After all, the failure to honor these rights is not only hurting the defendants, but also putting in jeopardy their convictions, and executions. From DOJ's perspective, this should be, at a minimum, a huge waste of resources, in the event these defendants must be retried and resentenced.
So why doesn't DOJ intervene? As time goes on, and more and more cases occur in which the VCCR has been ignored, a frightening conclusion seems more and more likely to be true. It is this: DOJ would rather see defendants railroaded onto death row because of poor legal representation, than risk that if they contact their consulates, they will procure better lawyers, and potentially avoid death.
In short, DOJ appears to want a faulty death sentence, rather than none at all. That is taking support for the death penalty about as far as it will go -- and only intensifying the current, deep divide on death penalty issues that has already caused a rift between the U.S. and its European allies.
The Cost of Ignoring International Treaty Obligations
And it's not just the European/U.S. death penalty divide that deepens. The risks to Americans abroad intensify too. After all, VCCR rights work both ways.
When Americans abroad are arrested, the VCCR guarantees them access to the relevant U.S. consulates. But why should other countries honor the treaty, when the U.S. doesn't?
The U.S. seems to believe that its conduct won't come back to haunt it -- whether it's arming Osama bin Laden, supporting Saddam, or violating the rights of anyone who isn't an American citizen (and of some who are). But that has proven untrue, and it may prove untrue here, as well. When an American citizen abroad is held incommunicado, without the ability to talk to the U.S. consulate, it may turn out that the U.S.'s own Department of Justice deserves some of the blame.

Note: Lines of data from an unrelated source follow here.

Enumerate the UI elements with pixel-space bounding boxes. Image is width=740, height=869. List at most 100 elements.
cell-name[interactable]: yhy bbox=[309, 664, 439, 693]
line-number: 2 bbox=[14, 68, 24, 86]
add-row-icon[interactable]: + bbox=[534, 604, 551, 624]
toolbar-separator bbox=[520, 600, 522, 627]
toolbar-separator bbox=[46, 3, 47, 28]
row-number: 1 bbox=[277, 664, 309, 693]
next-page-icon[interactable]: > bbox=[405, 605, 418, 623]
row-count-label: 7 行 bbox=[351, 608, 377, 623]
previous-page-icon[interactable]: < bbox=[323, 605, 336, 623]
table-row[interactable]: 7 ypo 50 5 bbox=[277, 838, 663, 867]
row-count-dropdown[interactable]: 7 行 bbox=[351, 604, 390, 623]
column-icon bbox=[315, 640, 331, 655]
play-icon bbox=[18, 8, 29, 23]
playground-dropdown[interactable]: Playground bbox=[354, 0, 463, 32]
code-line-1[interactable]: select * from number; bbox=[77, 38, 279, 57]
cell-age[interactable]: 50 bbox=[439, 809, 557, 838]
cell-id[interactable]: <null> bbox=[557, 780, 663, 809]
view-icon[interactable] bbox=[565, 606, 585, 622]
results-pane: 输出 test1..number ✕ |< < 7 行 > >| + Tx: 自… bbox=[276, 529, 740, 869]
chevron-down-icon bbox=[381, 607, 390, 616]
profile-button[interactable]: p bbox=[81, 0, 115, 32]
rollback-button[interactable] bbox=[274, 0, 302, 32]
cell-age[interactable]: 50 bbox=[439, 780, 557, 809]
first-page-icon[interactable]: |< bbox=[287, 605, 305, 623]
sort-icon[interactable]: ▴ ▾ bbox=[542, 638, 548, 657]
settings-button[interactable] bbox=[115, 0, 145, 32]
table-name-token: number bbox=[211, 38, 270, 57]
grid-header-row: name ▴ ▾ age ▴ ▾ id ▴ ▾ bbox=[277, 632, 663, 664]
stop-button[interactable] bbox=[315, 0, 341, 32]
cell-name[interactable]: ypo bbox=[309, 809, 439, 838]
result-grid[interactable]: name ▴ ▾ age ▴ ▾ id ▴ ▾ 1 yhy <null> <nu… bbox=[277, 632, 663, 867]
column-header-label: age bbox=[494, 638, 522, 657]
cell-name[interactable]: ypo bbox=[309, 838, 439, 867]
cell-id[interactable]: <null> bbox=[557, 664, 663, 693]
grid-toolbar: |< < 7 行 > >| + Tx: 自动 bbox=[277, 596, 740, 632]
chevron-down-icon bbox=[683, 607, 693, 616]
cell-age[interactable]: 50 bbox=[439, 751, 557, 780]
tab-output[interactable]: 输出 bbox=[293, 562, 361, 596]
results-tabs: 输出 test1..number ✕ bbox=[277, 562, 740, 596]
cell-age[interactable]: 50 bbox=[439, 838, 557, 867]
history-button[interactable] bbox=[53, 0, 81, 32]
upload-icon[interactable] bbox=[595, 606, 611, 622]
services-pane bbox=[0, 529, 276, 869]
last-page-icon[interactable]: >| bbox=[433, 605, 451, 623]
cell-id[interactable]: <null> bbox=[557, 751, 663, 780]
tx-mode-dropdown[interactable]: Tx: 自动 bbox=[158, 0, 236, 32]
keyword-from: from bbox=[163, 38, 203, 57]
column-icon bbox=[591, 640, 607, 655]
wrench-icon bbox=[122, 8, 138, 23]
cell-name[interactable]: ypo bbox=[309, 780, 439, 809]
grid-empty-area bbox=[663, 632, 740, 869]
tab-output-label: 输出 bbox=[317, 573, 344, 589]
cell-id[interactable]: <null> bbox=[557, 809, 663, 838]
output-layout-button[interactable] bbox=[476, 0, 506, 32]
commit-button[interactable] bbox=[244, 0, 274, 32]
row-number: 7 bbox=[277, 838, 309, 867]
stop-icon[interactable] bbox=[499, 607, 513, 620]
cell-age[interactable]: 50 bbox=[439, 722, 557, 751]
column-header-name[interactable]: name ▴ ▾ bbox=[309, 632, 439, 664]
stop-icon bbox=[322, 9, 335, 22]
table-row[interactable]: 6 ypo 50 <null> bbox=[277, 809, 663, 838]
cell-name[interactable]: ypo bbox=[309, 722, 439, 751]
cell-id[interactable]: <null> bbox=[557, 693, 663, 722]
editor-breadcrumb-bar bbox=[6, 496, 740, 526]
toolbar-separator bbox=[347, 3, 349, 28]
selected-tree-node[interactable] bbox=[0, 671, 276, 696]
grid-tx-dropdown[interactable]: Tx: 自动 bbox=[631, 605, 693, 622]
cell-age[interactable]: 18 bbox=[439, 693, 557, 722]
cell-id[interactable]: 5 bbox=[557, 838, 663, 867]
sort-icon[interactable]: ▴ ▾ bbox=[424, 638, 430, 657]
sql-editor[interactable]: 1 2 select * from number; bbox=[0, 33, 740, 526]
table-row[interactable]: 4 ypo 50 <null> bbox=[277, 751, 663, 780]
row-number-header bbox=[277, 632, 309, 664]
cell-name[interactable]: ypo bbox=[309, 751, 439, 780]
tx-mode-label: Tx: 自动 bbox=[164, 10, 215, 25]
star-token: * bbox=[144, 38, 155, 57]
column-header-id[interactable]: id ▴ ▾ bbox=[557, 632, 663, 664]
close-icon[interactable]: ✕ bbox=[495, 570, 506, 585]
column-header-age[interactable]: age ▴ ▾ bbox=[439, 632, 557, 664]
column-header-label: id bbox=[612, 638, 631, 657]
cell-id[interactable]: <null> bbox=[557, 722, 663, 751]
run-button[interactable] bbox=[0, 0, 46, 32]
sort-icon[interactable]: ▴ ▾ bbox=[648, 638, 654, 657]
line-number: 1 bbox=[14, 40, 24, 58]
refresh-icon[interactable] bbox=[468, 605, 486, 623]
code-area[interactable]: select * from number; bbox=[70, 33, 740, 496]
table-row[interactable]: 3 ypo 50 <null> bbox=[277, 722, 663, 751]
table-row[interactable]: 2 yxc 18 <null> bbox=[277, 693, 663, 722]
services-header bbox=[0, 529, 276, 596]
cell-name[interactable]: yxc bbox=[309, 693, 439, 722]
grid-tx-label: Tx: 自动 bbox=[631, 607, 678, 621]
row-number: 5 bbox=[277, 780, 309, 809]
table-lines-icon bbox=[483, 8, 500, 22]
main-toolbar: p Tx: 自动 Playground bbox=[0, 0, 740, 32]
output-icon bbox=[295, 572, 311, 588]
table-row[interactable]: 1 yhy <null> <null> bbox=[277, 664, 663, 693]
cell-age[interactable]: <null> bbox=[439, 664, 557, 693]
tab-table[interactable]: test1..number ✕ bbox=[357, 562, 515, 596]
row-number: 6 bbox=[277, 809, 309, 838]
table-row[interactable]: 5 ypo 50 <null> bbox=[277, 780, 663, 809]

The Supreme Court should have stepped in here, as Justices Breyer and Stevens urged. This is a legal issue of national importance that affects a large number of death row prisoners and has sweeping ramifications for Americans around the world. It is thus the very type of issue that it is the Court's function to review: The stakes are high, the precedent will be significant, and the injustice, if the law is not honored, will be great.
Moreover, the Court can only duck this issue for so long -- giving it even less reason to duck it in Torres's case. At least two other petitions for review, in the cases of Ortiz v. U.S. and Sinisterra v. U.S., raise the very same VCCR claims that Torres did. Since the Court knew it had to decide this issue eventually, how could it refrain from deciding it now, when the result may be a wrongful execution?
When the Court does decide a VCCR case, it will be taking on an issue of great importance: To what extent will U.S. courts hold the U.S. to treaty obligations -- which, after all, are a part of U.S. law? A decision for the defendant will be a decision for the rule of law. A contrary decision will be a decision licensing a degree of lawlessness that we can not afford to accept.
When the Court resolves this issue, it can be sure that the world will be watching.